High Standards and Big Visions
Genius children see the complexity and potential in a project other kids might miss. They can also be perfectionists, notes Gifted Canada, an organization dedicated to identifying and supporting gifted children. The result can be directing or bossing other children while playing. Unfortunately constantly critiquing and directing their peers, in highly descriptive and advanced vocabulary, can lead to strained peer relationships. On the other hand, in some circles, other kids may seek genius children for authority and leadership during a particularly challenging task.
Genius children have unusually high concentration abilities, although Gifted Canada notes that such focus usually only applies to activities of their choosing. It's not uncommon for a genius child to spend hours building an intricate block tower or train set in an almost trance-like state that leaves him unresponsive to you calling his name or asking him a question. And, when you do tap him on the shoulder for dinner, there's a good chance he'll resist leaving his project.

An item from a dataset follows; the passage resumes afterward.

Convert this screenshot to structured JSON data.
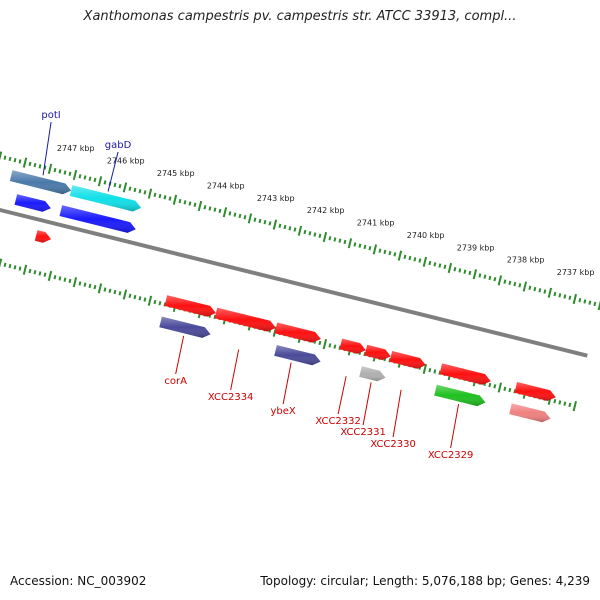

Not only do genius children see endless possibilities to a single scenario, but they're also highly aware of details and complexity, which supports their extraordinary imagination. A genius child may spend significant time daydreaming, fantasizing or creating by himself while his peers are off playing a cooperative, but less complex or imaginative, game. Because his abilities is much greater than his peers, the Davidson Institute of Talent Development, reports that 37 percent of profoundly gifted children have imaginary friends. What's more, genius children will describe these imaginary playmates and experiences in vivid, passionate detail.
Unlike other children his age, by the time he enters grade school, a genius child is more likely to read and prefer factual books, rather than fictitious or fanciful stories. For example, he may prefer to read an entire book on ancient Egypt or alligators. His endless curiosity motivates his choice of activity, whether it's taking apart an old camera or constructing an intricate set of pathways around a sand castle to assess the flow of water, he wants to know why and how.